We both signed the memorandum, he having sent the old woman who came up from the village to cook for him for the old schoolmaster to witness the signatures. I arranged that when I should have seen my solicitor and have had the deed proper drafted, I would see him again. I then came away, and got back at the hotel a little while before Dick arrived.

Dick was in great spirits; his experiment with the bog had been quite successful. The cutting had advanced so far that the clay wall hemming in the bog was actually weakened, and with a mining cartridge, prepared for the purpose, he had blown up the last bit of bank remaining.
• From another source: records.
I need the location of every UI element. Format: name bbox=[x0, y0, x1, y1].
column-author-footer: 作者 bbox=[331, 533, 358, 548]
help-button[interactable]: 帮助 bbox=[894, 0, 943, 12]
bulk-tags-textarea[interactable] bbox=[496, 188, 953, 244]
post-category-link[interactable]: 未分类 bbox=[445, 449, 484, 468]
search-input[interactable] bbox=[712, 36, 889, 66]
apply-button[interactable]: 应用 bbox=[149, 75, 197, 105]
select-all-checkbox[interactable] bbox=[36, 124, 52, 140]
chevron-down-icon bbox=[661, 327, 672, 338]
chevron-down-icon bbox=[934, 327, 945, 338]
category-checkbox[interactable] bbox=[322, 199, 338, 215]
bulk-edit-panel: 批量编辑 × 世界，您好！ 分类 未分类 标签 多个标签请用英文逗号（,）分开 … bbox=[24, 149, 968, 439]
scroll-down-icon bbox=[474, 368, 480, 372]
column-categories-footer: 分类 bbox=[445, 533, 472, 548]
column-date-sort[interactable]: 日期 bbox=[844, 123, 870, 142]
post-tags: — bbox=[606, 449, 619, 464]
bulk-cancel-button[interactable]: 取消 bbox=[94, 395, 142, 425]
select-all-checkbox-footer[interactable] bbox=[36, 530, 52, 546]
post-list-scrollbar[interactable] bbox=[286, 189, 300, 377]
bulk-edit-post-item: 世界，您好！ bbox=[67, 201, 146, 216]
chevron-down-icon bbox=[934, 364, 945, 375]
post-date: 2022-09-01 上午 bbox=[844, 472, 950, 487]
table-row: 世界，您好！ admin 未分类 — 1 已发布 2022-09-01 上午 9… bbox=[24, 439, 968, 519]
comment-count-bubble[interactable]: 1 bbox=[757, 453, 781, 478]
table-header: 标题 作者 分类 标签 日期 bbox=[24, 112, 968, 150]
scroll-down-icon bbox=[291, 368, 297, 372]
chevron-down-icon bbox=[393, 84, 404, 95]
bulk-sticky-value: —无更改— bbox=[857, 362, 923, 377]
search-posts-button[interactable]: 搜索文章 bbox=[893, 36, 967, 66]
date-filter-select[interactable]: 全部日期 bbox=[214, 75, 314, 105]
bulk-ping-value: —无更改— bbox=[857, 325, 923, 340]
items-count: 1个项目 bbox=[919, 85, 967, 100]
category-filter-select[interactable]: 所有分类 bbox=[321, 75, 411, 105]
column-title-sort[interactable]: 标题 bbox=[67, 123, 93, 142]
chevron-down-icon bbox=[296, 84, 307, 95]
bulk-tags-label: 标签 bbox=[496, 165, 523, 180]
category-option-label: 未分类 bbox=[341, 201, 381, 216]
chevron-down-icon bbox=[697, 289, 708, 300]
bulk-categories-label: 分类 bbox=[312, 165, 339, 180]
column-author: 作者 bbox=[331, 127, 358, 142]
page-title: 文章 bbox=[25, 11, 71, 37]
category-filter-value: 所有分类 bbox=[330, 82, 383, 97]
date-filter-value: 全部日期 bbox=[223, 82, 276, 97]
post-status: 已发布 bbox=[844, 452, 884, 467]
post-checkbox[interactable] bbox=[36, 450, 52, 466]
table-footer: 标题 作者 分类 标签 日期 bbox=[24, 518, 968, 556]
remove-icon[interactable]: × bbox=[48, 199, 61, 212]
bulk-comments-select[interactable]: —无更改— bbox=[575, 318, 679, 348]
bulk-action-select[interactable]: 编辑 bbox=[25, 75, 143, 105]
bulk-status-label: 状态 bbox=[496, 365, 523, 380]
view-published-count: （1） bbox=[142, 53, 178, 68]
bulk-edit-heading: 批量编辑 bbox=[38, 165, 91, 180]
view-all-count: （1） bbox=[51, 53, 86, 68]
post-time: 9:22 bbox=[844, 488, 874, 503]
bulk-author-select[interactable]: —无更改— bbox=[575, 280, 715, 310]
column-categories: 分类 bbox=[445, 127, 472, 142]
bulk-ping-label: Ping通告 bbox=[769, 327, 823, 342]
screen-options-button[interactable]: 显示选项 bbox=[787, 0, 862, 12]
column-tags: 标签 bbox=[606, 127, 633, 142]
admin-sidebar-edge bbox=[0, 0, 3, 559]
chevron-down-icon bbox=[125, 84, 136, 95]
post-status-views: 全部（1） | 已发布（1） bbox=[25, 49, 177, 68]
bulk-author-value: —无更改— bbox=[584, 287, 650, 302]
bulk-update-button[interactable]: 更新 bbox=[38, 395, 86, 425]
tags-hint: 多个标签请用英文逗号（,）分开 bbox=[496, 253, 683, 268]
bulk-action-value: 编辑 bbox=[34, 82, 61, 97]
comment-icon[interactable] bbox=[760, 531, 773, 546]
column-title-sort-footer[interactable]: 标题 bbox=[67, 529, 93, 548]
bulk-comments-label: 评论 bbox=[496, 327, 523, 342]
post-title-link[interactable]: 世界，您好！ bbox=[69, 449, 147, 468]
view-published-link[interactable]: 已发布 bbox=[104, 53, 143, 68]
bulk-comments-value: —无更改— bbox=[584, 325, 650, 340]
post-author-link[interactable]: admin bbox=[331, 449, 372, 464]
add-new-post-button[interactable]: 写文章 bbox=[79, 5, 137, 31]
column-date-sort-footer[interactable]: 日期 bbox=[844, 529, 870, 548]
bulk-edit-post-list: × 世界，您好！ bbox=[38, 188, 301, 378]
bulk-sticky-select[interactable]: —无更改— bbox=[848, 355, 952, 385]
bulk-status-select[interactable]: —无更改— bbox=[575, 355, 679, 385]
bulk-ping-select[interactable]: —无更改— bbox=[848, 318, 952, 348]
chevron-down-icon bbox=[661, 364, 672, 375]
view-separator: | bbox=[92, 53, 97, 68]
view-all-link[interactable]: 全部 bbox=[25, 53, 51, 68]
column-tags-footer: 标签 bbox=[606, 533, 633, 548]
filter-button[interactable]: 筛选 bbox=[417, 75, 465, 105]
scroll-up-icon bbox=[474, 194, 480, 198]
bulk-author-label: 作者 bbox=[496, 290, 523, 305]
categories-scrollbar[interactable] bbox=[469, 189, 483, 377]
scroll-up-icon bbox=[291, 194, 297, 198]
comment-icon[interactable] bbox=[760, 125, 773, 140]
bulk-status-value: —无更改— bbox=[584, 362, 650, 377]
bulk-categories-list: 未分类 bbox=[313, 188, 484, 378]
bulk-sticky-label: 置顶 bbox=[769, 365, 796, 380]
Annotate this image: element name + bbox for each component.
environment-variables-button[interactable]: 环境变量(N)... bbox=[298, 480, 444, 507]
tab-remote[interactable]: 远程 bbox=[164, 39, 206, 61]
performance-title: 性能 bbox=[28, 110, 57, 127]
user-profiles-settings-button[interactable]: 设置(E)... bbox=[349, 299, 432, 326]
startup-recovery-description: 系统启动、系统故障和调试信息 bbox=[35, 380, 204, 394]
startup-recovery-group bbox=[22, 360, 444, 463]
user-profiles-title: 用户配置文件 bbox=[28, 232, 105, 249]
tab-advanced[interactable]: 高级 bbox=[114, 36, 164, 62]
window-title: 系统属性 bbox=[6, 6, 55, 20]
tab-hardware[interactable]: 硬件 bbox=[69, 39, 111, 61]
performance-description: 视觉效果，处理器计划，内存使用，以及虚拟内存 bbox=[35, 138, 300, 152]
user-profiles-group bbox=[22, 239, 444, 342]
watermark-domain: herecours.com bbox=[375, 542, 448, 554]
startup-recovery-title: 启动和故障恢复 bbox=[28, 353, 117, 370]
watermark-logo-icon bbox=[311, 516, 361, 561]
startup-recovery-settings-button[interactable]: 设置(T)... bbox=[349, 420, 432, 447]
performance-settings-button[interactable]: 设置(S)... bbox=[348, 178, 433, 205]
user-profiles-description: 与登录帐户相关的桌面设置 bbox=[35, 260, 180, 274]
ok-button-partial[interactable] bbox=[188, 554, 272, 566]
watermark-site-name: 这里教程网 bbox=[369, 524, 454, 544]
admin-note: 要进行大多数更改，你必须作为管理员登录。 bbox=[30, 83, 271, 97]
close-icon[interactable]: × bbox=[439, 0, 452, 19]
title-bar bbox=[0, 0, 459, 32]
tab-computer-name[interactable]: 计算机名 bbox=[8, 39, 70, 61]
The bog had straightway begun to pour into the opening, not merely from the top, but simultaneously to the whole depth of the cutting.

“The experience of that first half-hour of the rush,” went on Dick, “was simply invaluable. I do wish you had been there, old fellow. It was in itself a lesson on bogs and their reclamation.”

It just suited my purpose that he should do all the talking at present, so I asked him to explain all that happened. He went on:—

“The moment the cartridge exploded the whole of the small clay bank remaining was knocked to bits and was carried away by the first rush. There had evidently been a considerable accumulation of water just behind the bank; and at the first rush this swept through the cutting and washed it clean. Then the bog at the top, and the water in the middle, and the ooze below all struggled for the opening. I could see that the soft part of the bog actually floated. Naturally the water got away first. The bog proper, which was floating, jammed in the opening, and the ooze began to drain out below it. Of course, this was only the first rush; it will be running for days before things begin to settle; and then we shall be able to make some openings in the bog and see if my theories are tenable, in so far as the solidification is concerned. I am only disappointed in one thing.”

“What is that?”

“That it will not enlighten us much regarding the bog at Shleenanaher, for I cannot find any indication here of a shelf of rock such as I imagine to be at the basis of the shifting bog. If I had had time I would like to have made a cutting into some of the waste where the bog had originally been. I daresay that Joyce would let me try now if I asked him.”